President Kiir was speaking Tuesday afternoon at the swearing in ceremony of Riek Machar as the first vice president.
He expressed happiness to receive Riek Machar who has not been in the country since 2014.
He said return of Riek marks the end of war and return of peace.
President Kiir said the transitional government will be formed immediately and that outstanding issues are to be solved amicably.
President Kiir apologised to citizens of South Sudan who have been failed by the leaders he said.
He called on everyone to work with him and his “brother Riek Machar,” he said.
Both sides remain deeply suspicious, and fighting continues with multiple militia forces unleashed who now pay no heed to either Kiir or Machar.
His return was stalled by arguments that at one point, in a country awash with weapons, came down to the a dispute about just over two dozen rocket-propelled grenades and machine guns that the force guarding Machar are allowed to have.
Tens of thousands of people have been killed and more than two million driven from their homes in the conflict, which has reignited ethnic divisions and been characterised by gross human rights abuses.
The economy is in ruins, over five million people need aid and two million have fled their homes.
Over 180,000 people are crammed into UN peacekeeping camps across the country, too terrified to venture outside the razor wire fences for fear of being killed.
Tensions are high, and the days ahead will be critical.
“We need the guns to stay silent and give people time — both as official warring parties and as individuals — with one another in coming days,” said Casie Copeland from the International Crisis Group (ICG) think tank.

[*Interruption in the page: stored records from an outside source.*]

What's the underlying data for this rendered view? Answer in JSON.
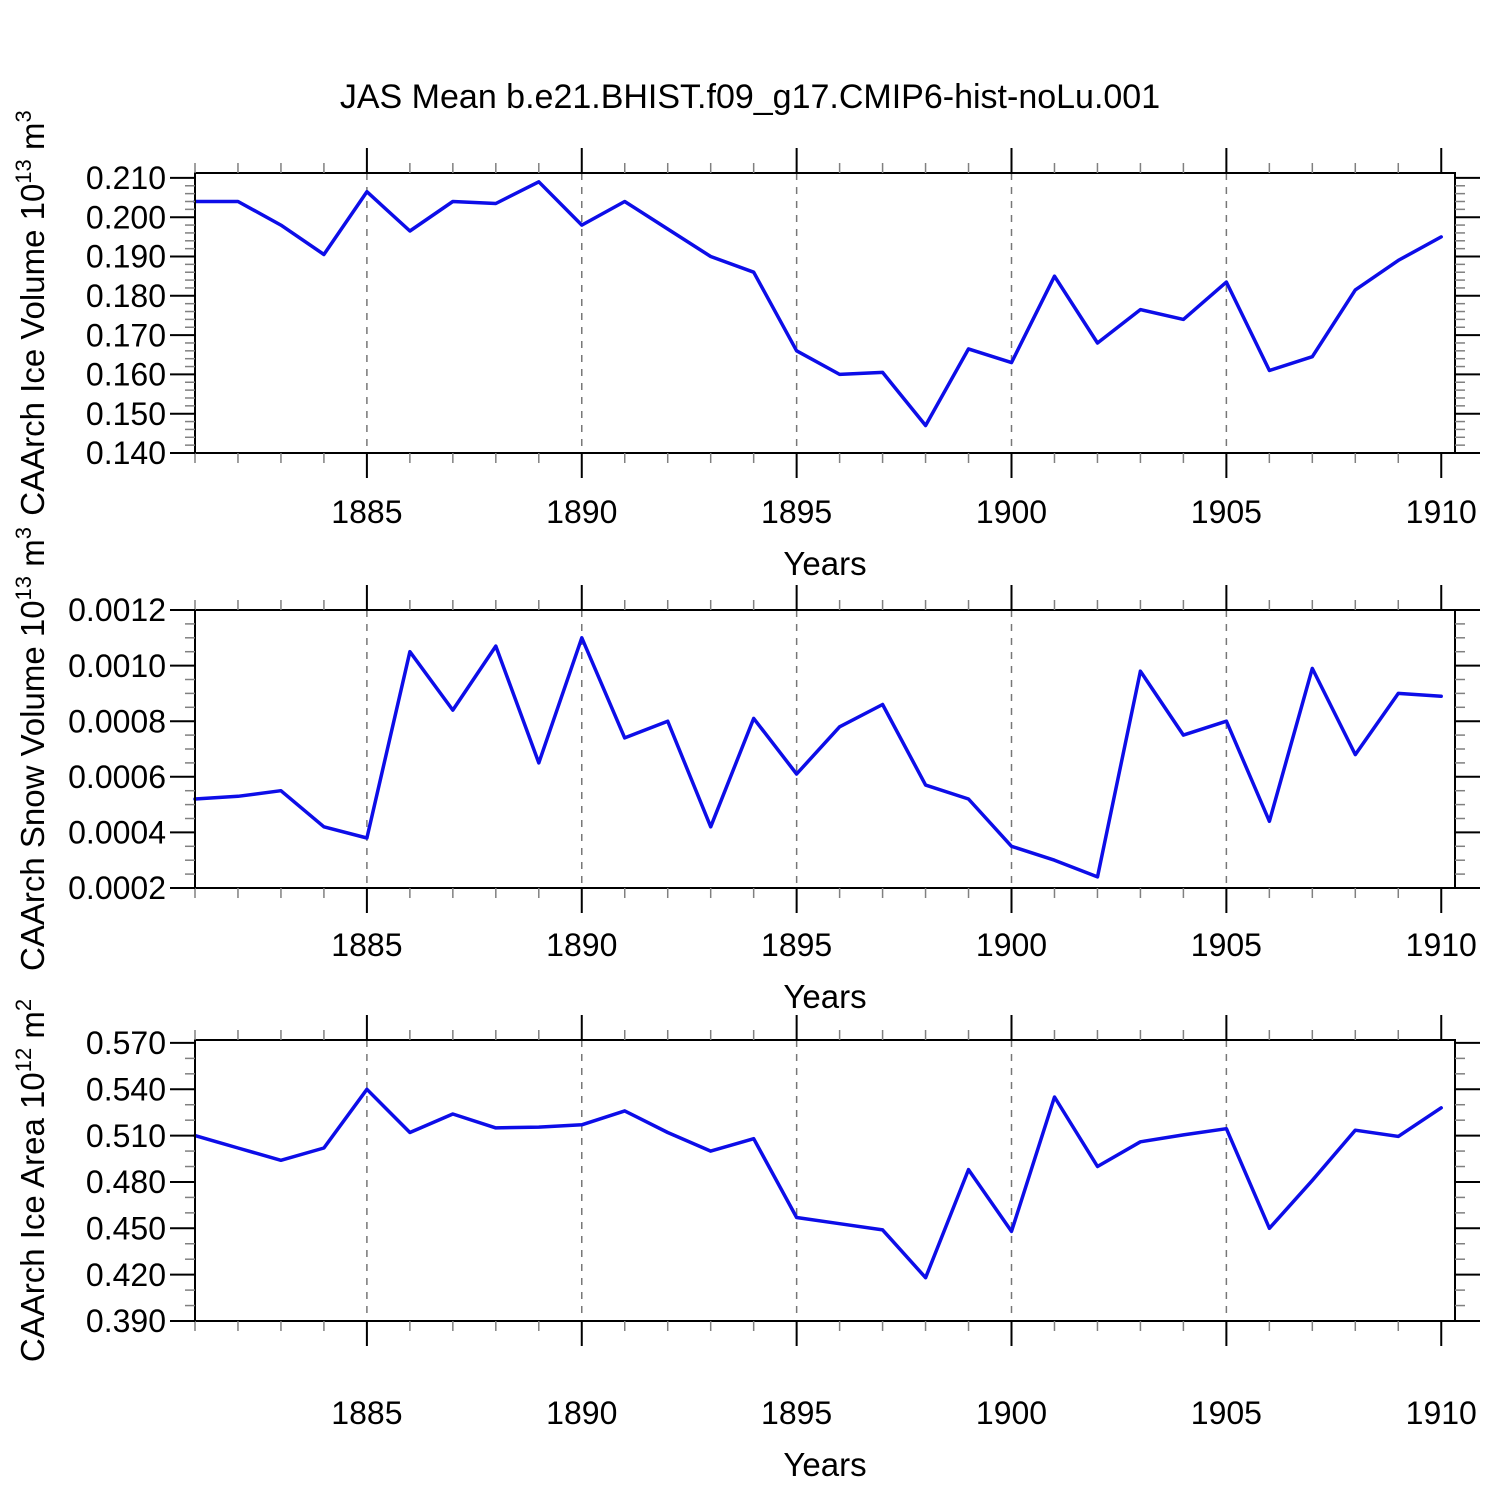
{
  "title": "JAS Mean b.e21.BHIST.f09_g17.CMIP6-hist-noLu.001",
  "chart_data": {
    "type": "line",
    "title": "JAS Mean b.e21.BHIST.f09_g17.CMIP6-hist-noLu.001",
    "line_color": "#0d0de8",
    "grid_color": "#777777",
    "xlabel": "Years",
    "x": [
      1881,
      1882,
      1883,
      1884,
      1885,
      1886,
      1887,
      1888,
      1889,
      1890,
      1891,
      1892,
      1893,
      1894,
      1895,
      1896,
      1897,
      1898,
      1899,
      1900,
      1901,
      1902,
      1903,
      1904,
      1905,
      1906,
      1907,
      1908,
      1909,
      1910
    ],
    "xlim": [
      1881,
      1910.32
    ],
    "xticks_major": [
      1885,
      1890,
      1895,
      1900,
      1905,
      1910
    ],
    "xtick_labels": [
      "1885",
      "1890",
      "1895",
      "1900",
      "1905",
      "1910"
    ],
    "grid_years": [
      1885,
      1890,
      1895,
      1900,
      1905
    ],
    "panels": [
      {
        "name": "caarch-ice-volume",
        "ylabel": "CAArch Ice Volume 10^13 m^3",
        "xlabel": "Years",
        "ylim": [
          0.14,
          0.21125
        ],
        "ytick_start": 0.14,
        "ytick_step": 0.01,
        "ytick_minor_step": 0.002,
        "ytick_decimals": 3,
        "ytick_labels": [
          "0.140",
          "0.150",
          "0.160",
          "0.170",
          "0.180",
          "0.190",
          "0.200",
          "0.210"
        ],
        "values": [
          0.204,
          0.204,
          0.198,
          0.1905,
          0.2065,
          0.1965,
          0.204,
          0.2035,
          0.209,
          0.198,
          0.204,
          0.197,
          0.19,
          0.186,
          0.166,
          0.16,
          0.1605,
          0.147,
          0.1665,
          0.163,
          0.185,
          0.168,
          0.1765,
          0.174,
          0.1835,
          0.161,
          0.1645,
          0.1815,
          0.189,
          0.195
        ]
      },
      {
        "name": "caarch-snow-volume",
        "ylabel": "CAArch Snow Volume 10^13 m^3",
        "xlabel": "Years",
        "ylim": [
          0.0002,
          0.0012
        ],
        "ytick_start": 0.0002,
        "ytick_step": 0.0002,
        "ytick_minor_step": 5e-05,
        "ytick_decimals": 4,
        "ytick_labels": [
          "0.0002",
          "0.0004",
          "0.0006",
          "0.0008",
          "0.0010",
          "0.0012"
        ],
        "values": [
          0.00052,
          0.00053,
          0.00055,
          0.00042,
          0.00038,
          0.00105,
          0.00084,
          0.00107,
          0.00065,
          0.0011,
          0.00074,
          0.0008,
          0.00042,
          0.00081,
          0.00061,
          0.00078,
          0.00086,
          0.00057,
          0.00052,
          0.00035,
          0.0003,
          0.00024,
          0.00098,
          0.00075,
          0.0008,
          0.00044,
          0.00099,
          0.00068,
          0.0009,
          0.00089
        ]
      },
      {
        "name": "caarch-ice-area",
        "ylabel": "CAArch Ice Area 10^12 m^2",
        "xlabel": "Years",
        "ylim": [
          0.39,
          0.5719
        ],
        "ytick_start": 0.39,
        "ytick_step": 0.03,
        "ytick_minor_step": 0.01,
        "ytick_decimals": 3,
        "ytick_labels": [
          "0.390",
          "0.420",
          "0.450",
          "0.480",
          "0.510",
          "0.540",
          "0.570"
        ],
        "values": [
          0.51,
          0.502,
          0.494,
          0.502,
          0.54,
          0.512,
          0.524,
          0.515,
          0.5155,
          0.517,
          0.526,
          0.512,
          0.5,
          0.508,
          0.457,
          0.453,
          0.449,
          0.418,
          0.488,
          0.448,
          0.535,
          0.49,
          0.506,
          0.5105,
          0.5145,
          0.45,
          0.481,
          0.5135,
          0.5095,
          0.528
        ]
      }
    ]
  }
}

Suffering is on an epic scale. Parts of the country, especially the devastated oil producing northern Unity region, have been pushed to the brink of famine.
There are huge expectations Machar’s arrival means the myriad of problems will be solved swiftly — but there will be no quick fix.
– ‘Best chance yet’ -Diplomats note gloomily that while Machar’s return is the “best chance yet”, the deal imposed under intense international pressure only sees the country go back to the status quo that existed before his July 2013 sacking as vice president that precipitated the war.
The agreement has already been repeatedly broken with months of fighting since it was signed, and its key power sharing formula in ruins after Kiir nearly tripled the number of regional states.
South Sudan’s civil war began in December 2013 when Kiir accused Machar of plotting a coup. The conflict has torn open ethnic divisions and been characterised by human rights violations.
It has included the abduction and rape of thousands of women and girls, massacres of civilians, recruitment of child soldiers, murder, mutilation and even cannibalism.
South Sudan is one of poorest countries on the planet, and had some world’s worst indicators for development, health and education even before over two years of war.
Machar has over 1,500 armed troops in the capital, while government forces have officially just over double that.
All other soldiers have to remain at least 25 kilometres (15 miles) outside the capital.
The threat of violence at a local level remains enormous, with multiple militia forces unleashed and out of control.
Machar and Kiir are decades-old rivals and even if they can work together both must also rein in powerful hardline field commanders.